Guillaume : En fait, c’est une chose qui va justement évoluer et bientôt être une réalité : supprimer la PermGen.

Il y a beaucoup d’entreprises qui utilisent Groovy comme langage business, comme DSL, intégré à leur application.

Ils évaluent et exécutent des tonnes de script Groovy représentant des règles métier, de filtrage, ou autre, et lorsqu’ils réévaluent sans cesse du code Groovy, cela crée de nouvelles classes qui consomment de la PermGen.

Donc plus de PermGen dans JDK 8, ce sera un plus intéressant pour Groovy.

Agnès : Tu es également membre fondateur (et grand humoriste!) du podcast les Cast Codeurs. Quel est selon toi l’intérêt de ce genre de diffusions médiatiques ? Qu’est-ce que cela t’apporte (statut de VIP parisien? bière à volonté? déversoir à blagues ? ;-)… ) et que penses-tu apporter à vos auditeurs ?

Bien que je n’en écoute pas beaucoup, je trouve que les podcasts sont une source assez originale d’information, pour savoir ce qui se passe dans notre domaine, savoir ce qui est à la mode, connaître les petits potins, etc. Surtout, ce qui est pas mal, c’est que ça peut s’écouter n’importe où, et en particulier… dans les transports en commun : c’est important de pouvoir profiter de ce temps inutile que sont les transports en commun pour apprendre quelque chose de nouveau ou passer simplement un bon moment.

Sinon, personnellement, ce que ça m’apporte, c’est surtout l’aspect “sociabilisant”. Comme je fais du télétravail, à part les conférences et la famille, je ne vois pas grand monde la journée, et du coup, ça m’aide à garder le contact, même virtuel, avec mes amis des Cast Codeurs. Faire des blagues tout seul devant son écran, ce n’est pas très marrant, alors c’est vrai que le podcast est aussi ma manière de m’exprimer et de me lâcher un peu ;-)
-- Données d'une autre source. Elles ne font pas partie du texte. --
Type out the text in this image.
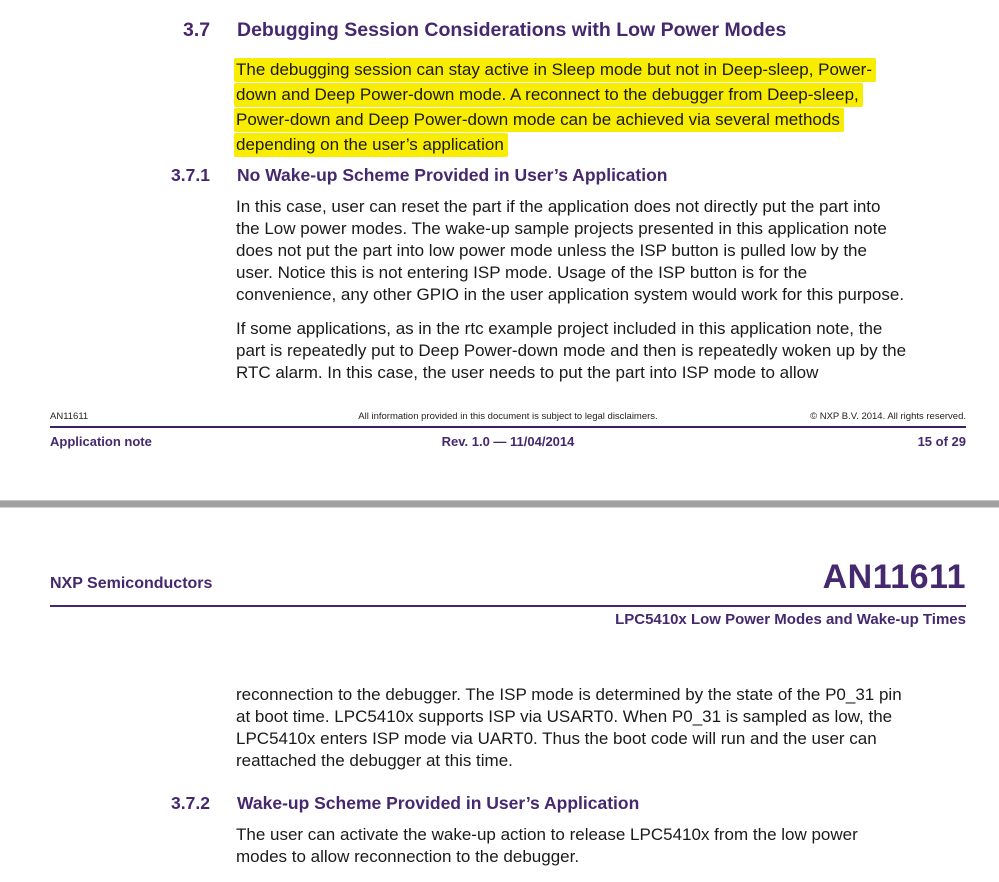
3.7	Debugging Session Considerations with Low Power Modes
The debugging session can stay active in Sleep mode but not in Deep-sleep, Power-
down and Deep Power-down mode. A reconnect to the debugger from Deep-sleep,
Power-down and Deep Power-down mode can be achieved via several methods
depending on the user’s application
3.7.1	No Wake-up Scheme Provided in User’s Application
In this case, user can reset the part if the application does not directly put the part into
the Low power modes. The wake-up sample projects presented in this application note
does not put the part into low power mode unless the ISP button is pulled low by the
user. Notice this is not entering ISP mode. Usage of the ISP button is for the
convenience, any other GPIO in the user application system would work for this purpose.
If some applications, as in the rtc example project included in this application note, the
part is repeatedly put to Deep Power-down mode and then is repeatedly woken up by the
RTC alarm. In this case, the user needs to put the part into ISP mode to allow
AN11611	All information provided in this document is subject to legal disclaimers.	© NXP B.V. 2014. All rights reserved.
Application note	Rev. 1.0 — 11/04/2014	15 of 29
NXP Semiconductors	AN11611
LPC5410x Low Power Modes and Wake-up Times
reconnection to the debugger. The ISP mode is determined by the state of the P0_31 pin
at boot time. LPC5410x supports ISP via USART0. When P0_31 is sampled as low, the
LPC5410x enters ISP mode via UART0. Thus the boot code will run and the user can
reattached the debugger at this time.
3.7.2	Wake-up Scheme Provided in User’s Application
The user can activate the wake-up action to release LPC5410x from the low power
modes to allow reconnection to the debugger.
Au final, j’espère qu’on apporte à nos auditeurs un peu de news qu’ils n’ont pas forcément le temps de lire, et un bon moment en compagnie de cette petite troupe sympathique. Après… si en plus l’auditeur se marre grâce à mes jeux de mot, tant mieux :-)

Merci Guillaume! Rendez-vous donc au Lyon JUG le 15 mai prochain!